Open source software has had a dramatic impact on how business and consumers use computers. Could the same be true for law? 

I blogged about the idea of open source law four years ago. Lawyers Open Their File Cabinets for a Web Resource (New York Times, 27 April 2008) reminds me of that idea. The article focuses on JD Supra, which stocks “a free, virtual law library by persuading lawyers to do something highly unusual: to post examples of their legal work online for use by one and all, no strings attached. Many of the documents are articles and newsletters that can be understood by ordinary mortals who want more background on a legal issue, or who would like to find lawyers with expertise in a particular area.”

JD Surpra moves the market closer to the open source model by providing a sharing platform. Several steps are still needed to get to the web-based collaboration, iterative improvements, and free sharing of a true open source approach.

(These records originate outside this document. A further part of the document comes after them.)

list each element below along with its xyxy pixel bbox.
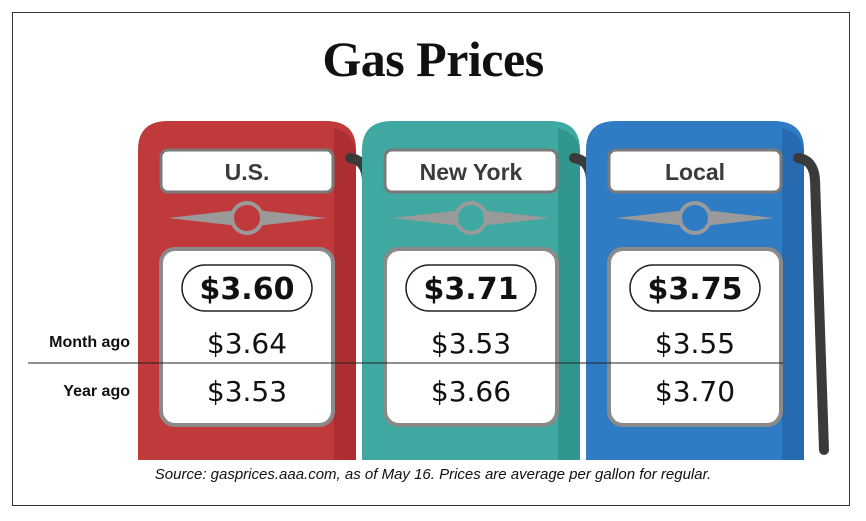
emblem-icon-us [230,201,264,235]
emblem-icon-local [678,201,712,235]
price-panel-new-york [383,247,559,427]
current-price-new-york: $3.71 [424,272,519,307]
price-panel-us [159,247,335,427]
row-label-month-ago: Month ago [49,334,130,351]
month-ago-price-local: $3.55 [655,327,735,360]
current-price-pill-us [181,264,313,312]
current-price-pill-new-york [405,264,537,312]
pump-shade-us [334,128,356,460]
pump-shade-local [782,128,804,460]
price-panel-local [607,247,783,427]
pump-label-local: Local [665,159,725,185]
current-price-pill-local [629,264,761,312]
pump-shade-new-york [558,128,580,460]
name-plate-new-york [383,148,559,194]
name-plate-local [607,148,783,194]
year-ago-price-local: $3.70 [655,375,735,408]
current-price-us: $3.60 [200,272,295,307]
pumps-group: U.S. $3.60 $3.64 $3.53 New York $3.71 $3.53 $3.… [138,121,829,460]
month-ago-price-new-york: $3.53 [431,327,511,360]
chart-title: Gas Prices [322,31,544,87]
year-ago-price-new-york: $3.66 [431,375,511,408]
current-price-local: $3.75 [648,272,743,307]
pump-label-new-york: New York [420,159,523,185]
pump-label-us: U.S. [225,159,270,185]
source-note: Source: gasprices.aaa.com, as of May 16.… [154,466,712,483]
row-label-year-ago: Year ago [63,383,130,400]
name-plate-us [159,148,335,194]
year-ago-price-us: $3.53 [207,375,287,408]
pump-hose-local [793,153,829,455]
month-ago-price-us: $3.64 [207,327,287,360]
emblem-icon-new-york [454,201,488,235]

My March 2008 blog post, New Collaborative Web Sites for Legal Market reported on JD Supra, as well as Legal Onramp, which is more geared toward the B2B market.

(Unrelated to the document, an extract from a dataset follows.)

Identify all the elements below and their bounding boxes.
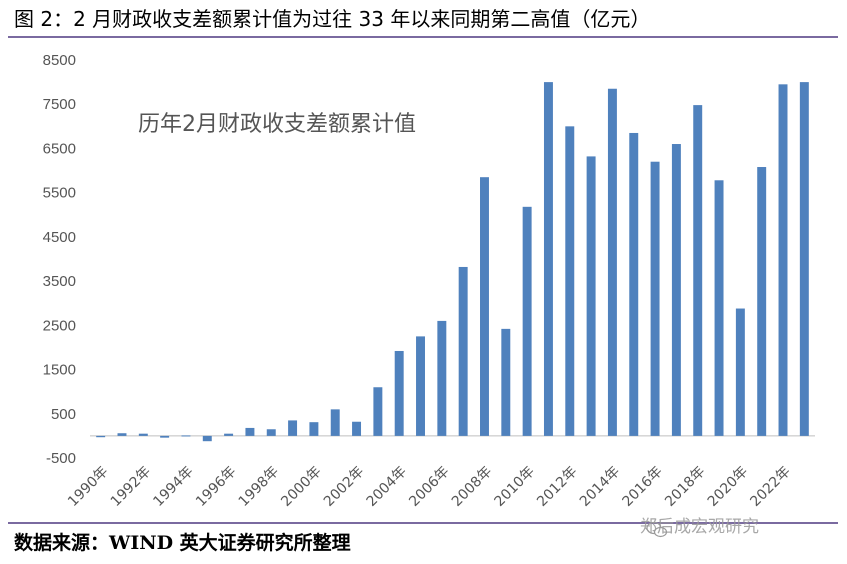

Inhouse counsel frequently express concern about escalating legal costs. They can’t reduce demand so they need to find cheaper ways to deliver advice. Is an open source approach a realistic cost-saving approach now that the platforms to support it exist? Of course, there are many reasons not to pursue the concept: it’s a bad idea, lawyers have not done it in the past so why should they do it now, the free-rider syndrome, and lack of incentives to share. On that last point, I will leave it to others to ponder why whole communities of software developers happily share work product and lawyers do not. [I think the answer involves more than just confidentiality.]